Temiamo il giudizio di Dio.
14. Ascoltate un'altra interpretazione: l'abisso invoca l'abisso nella voce delle tue cascate. Io che tremo, quando l'anima mia si turba dentro di me ho avuto violento timore dei tuoi giudizi; perché i tuoi giudizi sono grandi abissi, e l'abisso chiama l'abisso. Infatti sotto questa carne mortale, affaticata, peccatrice piena di noie e di scandali, oppressa dalle concupiscenza, c'è una dannazione che deriva dal tuo giudizio; perché tu hai detto al peccatore: Di morte morirai e: nel sudore del tuo volto mangerai il tuo pane. Questo è il primo abisso del tuo giudizio. Ma se qui nel male saranno vissuti gli uomini, l'abisso invoca l'abisso; perché passano di pena in pena, di tenebre in tenebre, di profondità in profondità e di supplizio in supplizio, e infine dall'ardore della cupidigia nelle fiamme dell'inferno. Ecco che cosa ha forse temuto quest'uomo allorché dice: l'anima mia si turba in me; quando penso a te, Signore, dalla terra del Giordano e dall'Ermon. Debbo essere umile. Ho avuto orrore infatti dei tuoi giudizi, violentemente ho temuto i tuoi giudizi; per questo l'anima mia si turba in me: e quali tuoi giudizi ho temuto? Sono forse piccoli questi tuoi giudizi? Sono grandi, sono duri, sono pesanti; ma volesse il cielo che fossero i soli! L'abisso chiama l'abisso, nella voce delle tue cascate. Poiché tu minacci, tu dici che dopo queste fatiche ci resta un'altra condanna: nella voce delle tue cascate, l'abisso invoca l'abisso. Dove sfuggirò dunque dal tuo volto, dove scapperò dal tuo spirito, se l'abisso invoca l'abisso, se dopo queste fatiche debbo temerne di più pesanti?
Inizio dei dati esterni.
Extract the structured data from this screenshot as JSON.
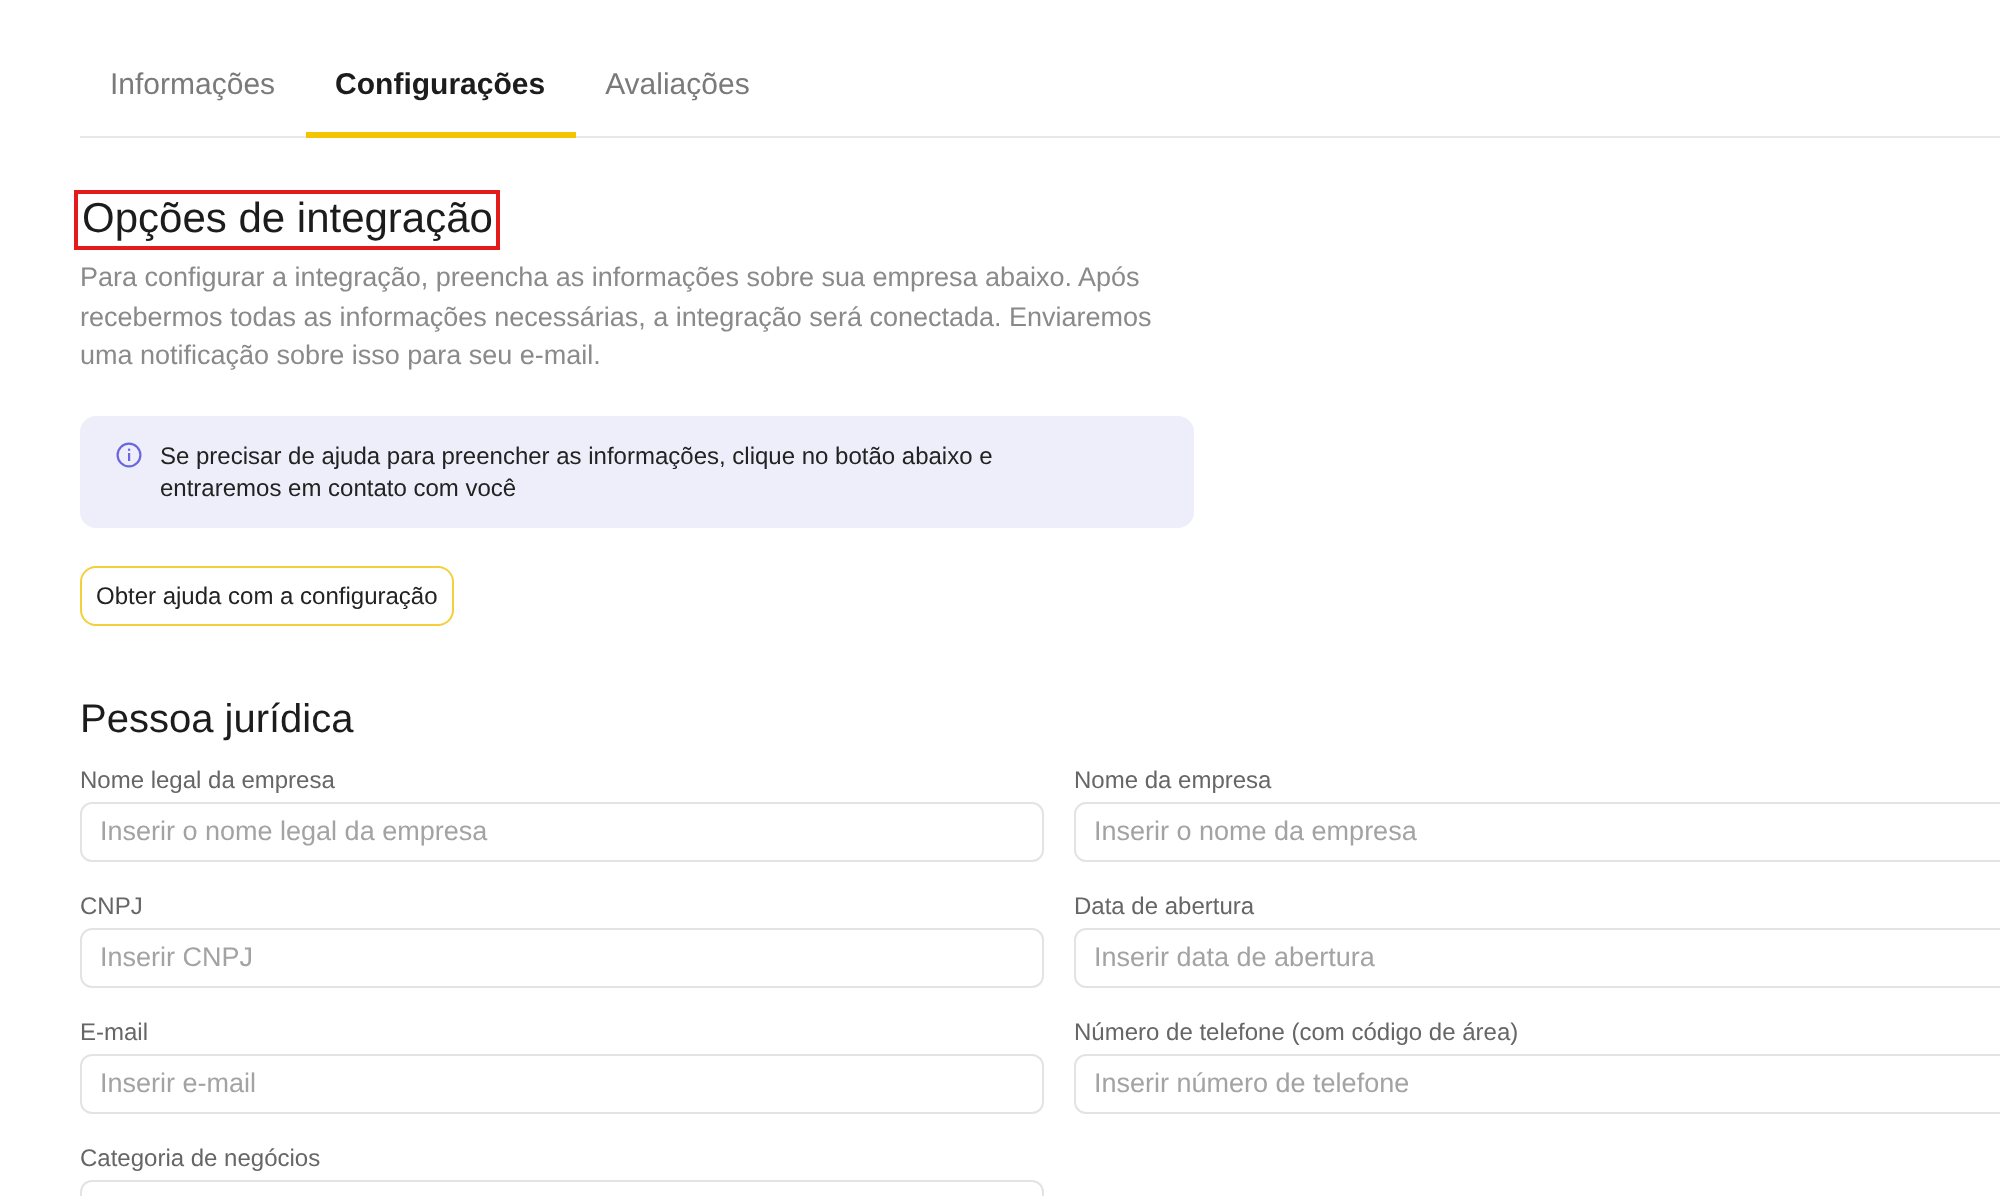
{
  "tabs": [
    {
      "label": "Informações",
      "selected": false
    },
    {
      "label": "Configurações",
      "selected": true
    },
    {
      "label": "Avaliações",
      "selected": false
    }
  ],
  "heading": {
    "text": "Opções de integração",
    "highlighted": true
  },
  "description": "Para configurar a integração, preencha as informações sobre sua empresa abaixo. Após recebermos todas as informações necessárias, a integração será conectada. Enviaremos uma notificação sobre isso para seu e-mail.",
  "info_notice": "Se precisar de ajuda para preencher as informações, clique no botão abaixo e entraremos em contato com você",
  "help_button": "Obter ajuda com a configuração",
  "section_title": "Pessoa jurídica",
  "fields": [
    {
      "label": "Nome legal da empresa",
      "placeholder": "Inserir o nome legal da empresa"
    },
    {
      "label": "Nome da empresa",
      "placeholder": "Inserir o nome da empresa"
    },
    {
      "label": "CNPJ",
      "placeholder": "Inserir CNPJ"
    },
    {
      "label": "Data de abertura",
      "placeholder": "Inserir data de abertura"
    },
    {
      "label": "E-mail",
      "placeholder": "Inserir e-mail"
    },
    {
      "label": "Número de telefone (com código de área)",
      "placeholder": "Inserir número de telefone"
    },
    {
      "label": "Categoria de negócios"
    }
  ]
}
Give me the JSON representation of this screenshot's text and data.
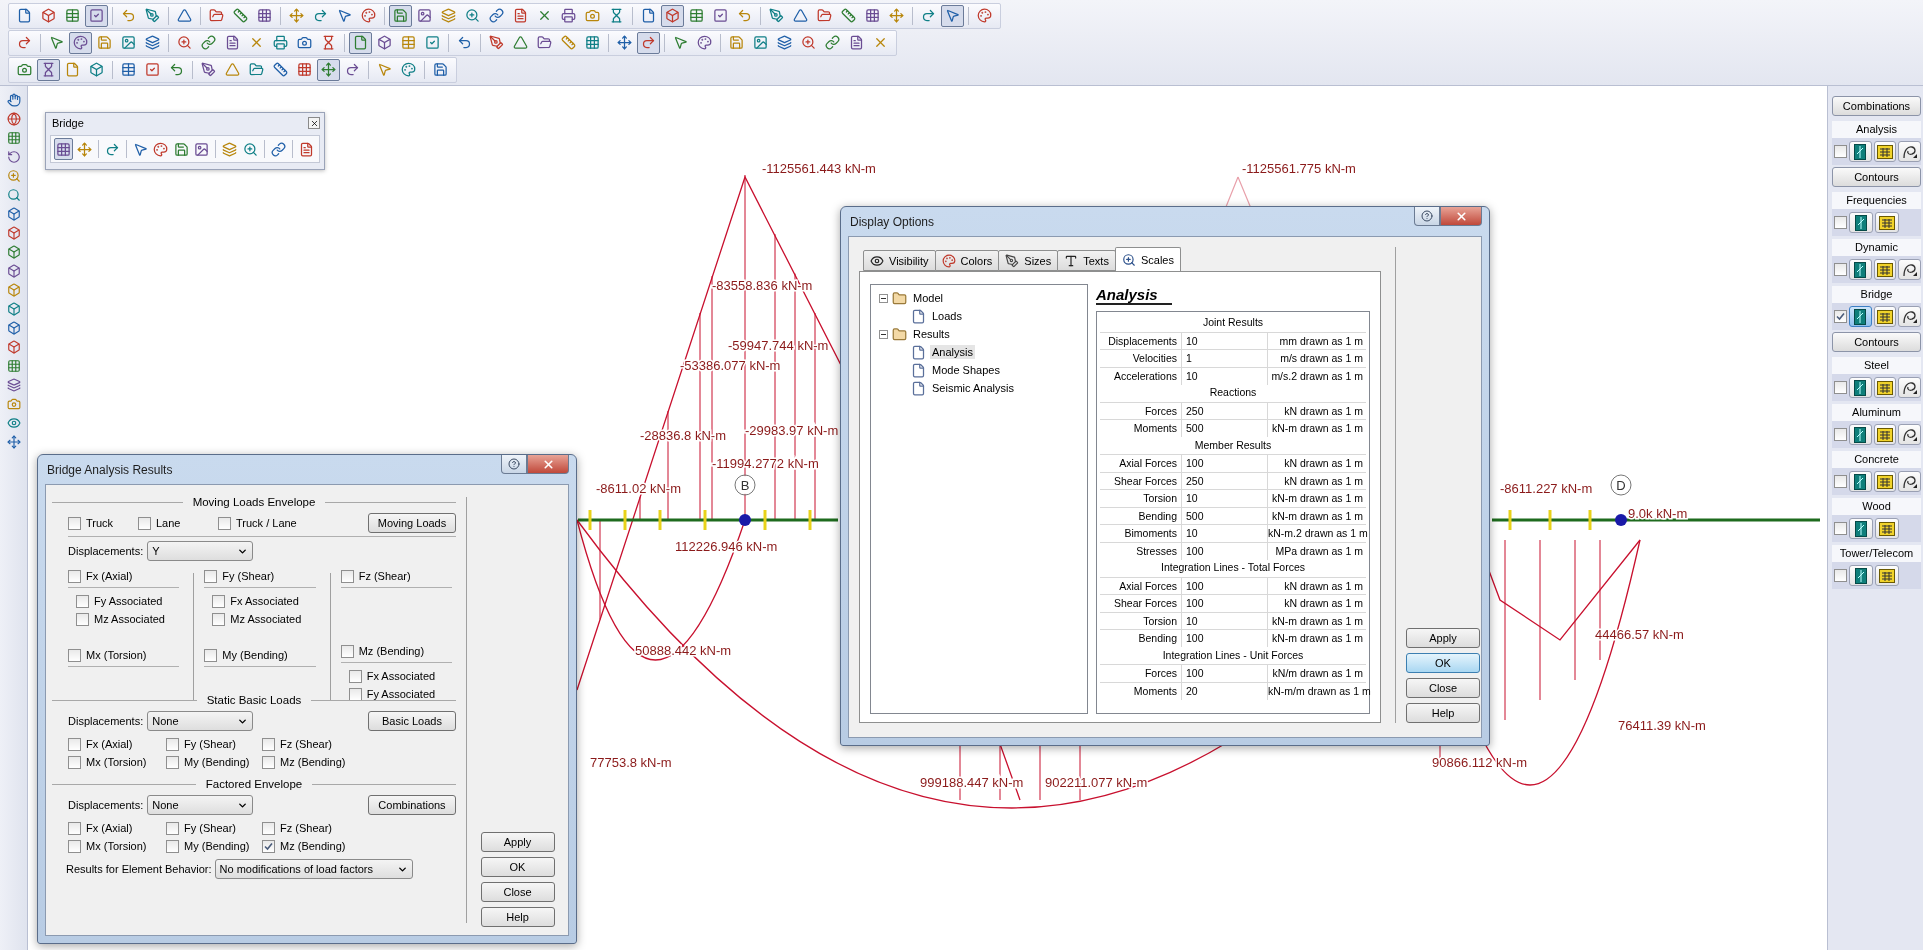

15. Tutti i tuoi cavalloni e i tuoi flutti passano sopra di me. I flutti in ciò che subisco, i cavalloni in ciò che tu minacci. Ogni colpa che sento è una tua ondata; ogni tua minaccia, è un tuo rinvio. Nelle ondate questo abisso invoca, nei rinvii invoca l'altro abisso. In ciò che soffro, tutte le tue ondate, in ciò che tu minacci di più grave, tutti i tuoi rinvii si sono rovesciati su di me. Colui che minaccia non opprime, ma rinvia. Ma poiché tu liberi, questo ho detto all'anima mia: spera in Dio perché lui loderò; è la salvezza del mio volto, Dio mio. Quanto più frequenti sono le sciagure, più dolce sarà la tua misericordia.
Inevitabilità della sofferenza.
16. [v 9.] Continua pertanto: Di giorno il Signore concede la sua misericordia, e di notte l'annunzierà. Nessuno manchi di ascoltare quando è nella tribolazione. State attenti quando vivete nel bene, ascoltate quando siete nella prosperità; imparate, quando siete tranquilli, la disciplina della sapienza, e raccogliete come fosse un cibo la parola di Dio. Quando uno è nella tribolazione, gli giova ciò che ha ascoltato quando era tranquillo. Infatti nella prosperità Dio ti manda la sua misericordia, se fedelmente lo avrai servito, perché ti libera dalla tribolazione; ma soltanto per mezzo della notte ti annuncia la misericordia che ti manda per mezzo del giorno. Quando sarà venuta la tribolazione allora non ti mancherà l'aiuto; ti mostra che era vero ciò che ti ha mandato durante il giorno. Sta infatti scritto in un certo passo: bella è la misericordia del Signore nel tempo della tribolazione, come una nube di pioggia nel tempo della siccità. Di giorno il Signore ha mandato la sua misericordia e di notte la annunzierà. Non ti mostra che ti soccorre se non quando sarà venuta la tribolazione in modo che tu ne sia liberato da colui che, di giorno, te l'ha promessa. Per questo siamo esortati a imitare la formica. Come infatti la prosperità del secolo è rappresentata dal giorno, così le avversità del secolo sono rappresentate dalla notte; del pari, in altro modo, la prosperità del secolo è rappresentata dall'estate, mentre le avversità del secolo sono rappresentate dall'inverno. E che cosa fa la formica? Durante l'estate raccoglie ciò che le serve d'inverno. Dunque quando è estate, quando vivete nel bene, quando siete tranquilli, ascoltate la parola del Signore. Come è possibile che nella tempesta di questo secolo varchiate tutto questo mare senza alcuna tribolazione? Come può accadere? A quale uomo capita? Se a qualcuno capita, quella stessa tranquillità è ancor più da temere. Di giorno il Signore ha mandato la sua misericordia e di notte la annunzierà.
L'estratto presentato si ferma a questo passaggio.